Design work gets a lane, not a thread
The day after the triad, design work stopped living inside the conversation. Commit 7af42a7 (2026-05-13) added a contextual design lane in a 1070-line change across App.tsx and workbench-components.tsx. Plans, design output, and review surfaces appear in a lane with a fixed place on screen instead of interleaved between chat turns.
The reason is mundane and decisive: designers revisit. A decision made on Tuesday gets questioned on Thursday, and in a thread that means archaeology. In a lane it means looking left. The chat metaphor treats everything as ephemeral conversation. Design work is mostly not ephemeral.
Critique starts from a screenshot
“Critique my screen” typed into a chat box gets you plausible generic feedback, because the model is critiquing its idea of your screen. On the 2026-05-26 hardening day we made the critique starter screenshot-backed (commit 3a0cd1d): starting a critique captures what is actually rendered and hands the agent that. A companion change made Codex screen audits context first (2adf312), so the audit reads the real surface before it opines.
This was the cheapest credibility win in the whole app. The same prompt, grounded in an actual artifact, stops hedging and starts pointing at coordinates.
Product work has more artifacts than code
A coding assistant can treat the diff as the main artifact. A product-design assistant accumulates more kinds: design-system notes, research summaries, component decisions, comments, review state, PM board source, Figma context.
Two properties matter. First, these have to be first-class objects the inspector can open, not prose in a transcript. Second, they have to be editable, because product judgment changes. The artifact review surface ships with literal OK and Fix buttons per section, a review-state select (Unreviewed, Looks good, Needs work), and editable section summaries. Memory the designer cannot correct is not memory, it is a liability that compounds.

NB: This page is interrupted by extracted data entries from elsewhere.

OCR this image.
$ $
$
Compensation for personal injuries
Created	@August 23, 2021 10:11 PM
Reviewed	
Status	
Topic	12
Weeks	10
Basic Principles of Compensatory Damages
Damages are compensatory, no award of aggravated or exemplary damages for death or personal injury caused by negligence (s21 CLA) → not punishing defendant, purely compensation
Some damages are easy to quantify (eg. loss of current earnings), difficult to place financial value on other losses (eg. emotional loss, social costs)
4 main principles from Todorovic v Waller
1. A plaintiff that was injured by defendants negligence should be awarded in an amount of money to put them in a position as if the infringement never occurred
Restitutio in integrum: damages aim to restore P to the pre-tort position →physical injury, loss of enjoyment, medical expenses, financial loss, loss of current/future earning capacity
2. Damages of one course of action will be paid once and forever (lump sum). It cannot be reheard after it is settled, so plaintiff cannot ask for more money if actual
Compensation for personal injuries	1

Contextual beats permanent
The temptation with every capable subsystem is a permanent panel. We went the other way on 2026-05-26: the research lab harness became contextual rather than a fixture (commit d9ad4cf), and checks and verification runs came out of the default workbench entirely (3aa52e7, 14071a1).

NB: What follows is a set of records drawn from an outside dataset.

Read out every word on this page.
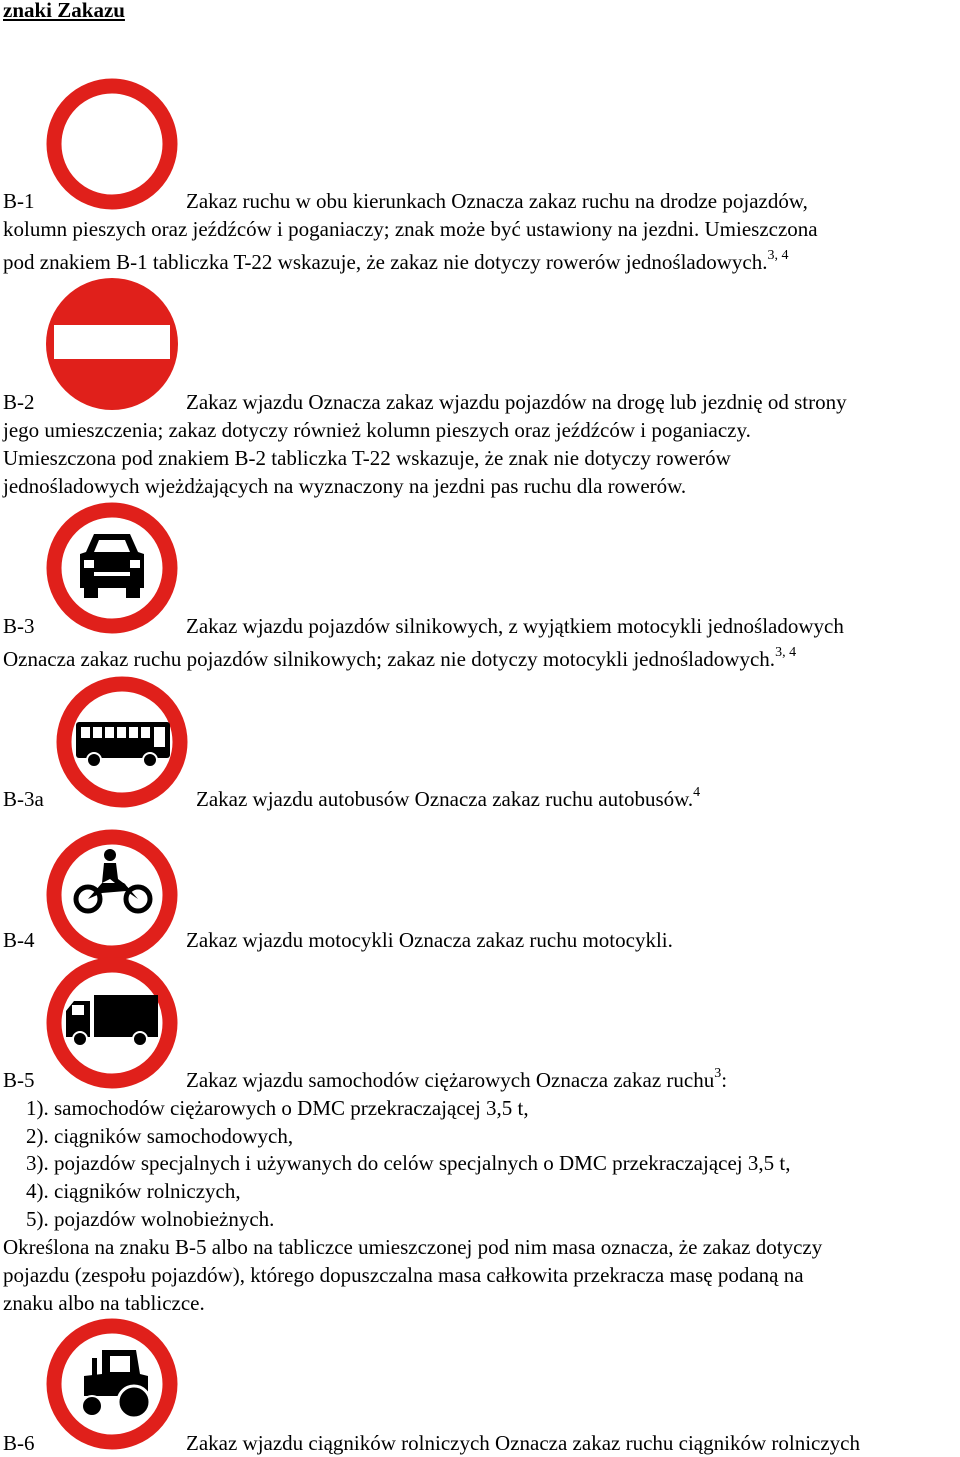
znaki Zakazu
B-1	Zakaz ruchu w obu kierunkach Oznacza zakaz ruchu na drodze pojazdów,
kolumn pieszych oraz jeźdźców i poganiaczy; znak może być ustawiony na jezdni. Umieszczona
pod znakiem B-1 tabliczka T-22 wskazuje, że zakaz nie dotyczy rowerów jednośladowych.$^{3, 4}$
B-2	Zakaz wjazdu Oznacza zakaz wjazdu pojazdów na drogę lub jezdnię od strony
jego umieszczenia; zakaz dotyczy również kolumn pieszych oraz jeźdźców i poganiaczy.
Umieszczona pod znakiem B-2 tabliczka T-22 wskazuje, że znak nie dotyczy rowerów
jednośladowych wjeżdżających na wyznaczony na jezdni pas ruchu dla rowerów.
B-3	Zakaz wjazdu pojazdów silnikowych, z wyjątkiem motocykli jednośladowych
Oznacza zakaz ruchu pojazdów silnikowych; zakaz nie dotyczy motocykli jednośladowych.$^{3, 4}$
B-3a	Zakaz wjazdu autobusów Oznacza zakaz ruchu autobusów.$^4$
B-4	Zakaz wjazdu motocykli Oznacza zakaz ruchu motocykli.
B-5	Zakaz wjazdu samochodów ciężarowych Oznacza zakaz ruchu$^3$:
1). samochodów ciężarowych o DMC przekraczającej 3,5 t,
2). ciągników samochodowych,
3). pojazdów specjalnych i używanych do celów specjalnych o DMC przekraczającej 3,5 t,
4). ciągników rolniczych,
5). pojazdów wolnobieżnych.
Określona na znaku B-5 albo na tabliczce umieszczonej pod nim masa oznacza, że zakaz dotyczy
pojazdu (zespołu pojazdów), którego dopuszczalna masa całkowita przekracza masę podaną na
znaku albo na tabliczce.
B-6	Zakaz wjazdu ciągników rolniczych Oznacza zakaz ruchu ciągników rolniczych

The visibility rule we converged on: show a lane when an artifact exists, when a bridge is connected, when a slash command asks for it, or when the selected run produced that kind of output. Everything else stays a command away. Figma, FigJam, research, and the advanced harnesses all matter, and none of them belong on first launch.
The quiet parts had to be honest too
The least glamorous work was the idle state. Early builds filled empty panes with placeholder copy that implied activity, and the inspector chattered when nothing was selected. On the hardening day the idle inspector copy was quieted (commit b07d18a) and idle states were rewritten to say what is actually true (e9e3199).

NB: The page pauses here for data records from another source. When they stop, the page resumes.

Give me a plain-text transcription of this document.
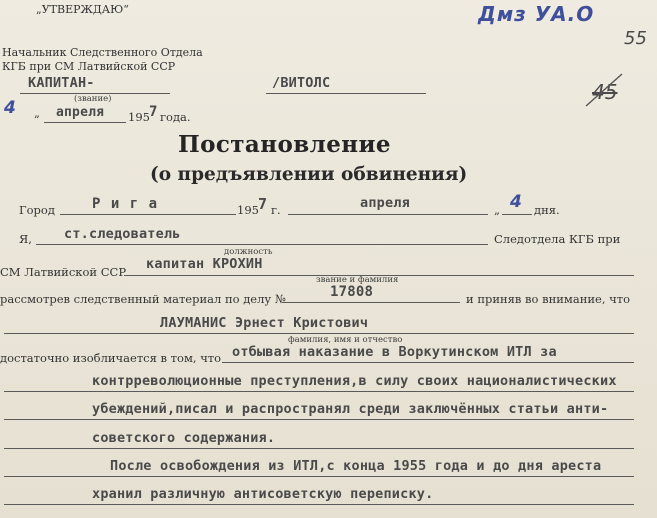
„УТВЕРЖДАЮ“
Начальник Следственного Отдела
КГБ при СМ Латвийской ССР
КАПИТАН-	/ВИТОЛС
(звание)
4 „ апреля 195 7 года.
Дмз УА.О
55
45
Постановление
(о предъявлении обвинения)
Город	Р и г а	195 7 г.	апреля	„ 4 дня.
Я, ст.следователь	Следотдела КГБ при
должность
СМ Латвийской ССР капитан КРОХИН
звание и фамилия
рассмотрев следственный материал по делу №	17808	и приняв во внимание, что
ЛАУМАНИС Эрнест Кристович
фамилия, имя и отчество
достаточно изобличается в том, что отбывая наказание в Воркутинском ИТЛ за
контрреволюционные преступления,в силу своих националистических
убеждений,писал и распространял среди заключённых статьи анти-
советского содержания.
После освобождения из ИТЛ,с конца 1955 года и до дня ареста
хранил различную антисоветскую переписку.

This is enforced, not aspirational: the assert-no-mock-ui CI gate bans placeholder strings by exact match, including “No tool calls yet.” A pane that has nothing real to say now says nothing, and the build fails if someone re-adds comforting filler. The same day also made conversation goals accessible (40bb1c1), because a designer-grade bar includes the people using it with a screen reader.
The target feeling
What all of this adds up to: choose the worker, give intent, watch receipts, inspect the object that changed, decide what memory survives. Five verbs, none of them “scroll.”
The chat box optimizes for the first message ever sent. The workbench optimizes for the four-hundredth run, where what you need is not a friendlier text field but a bench where every object the agent touched is still sitting where you left it.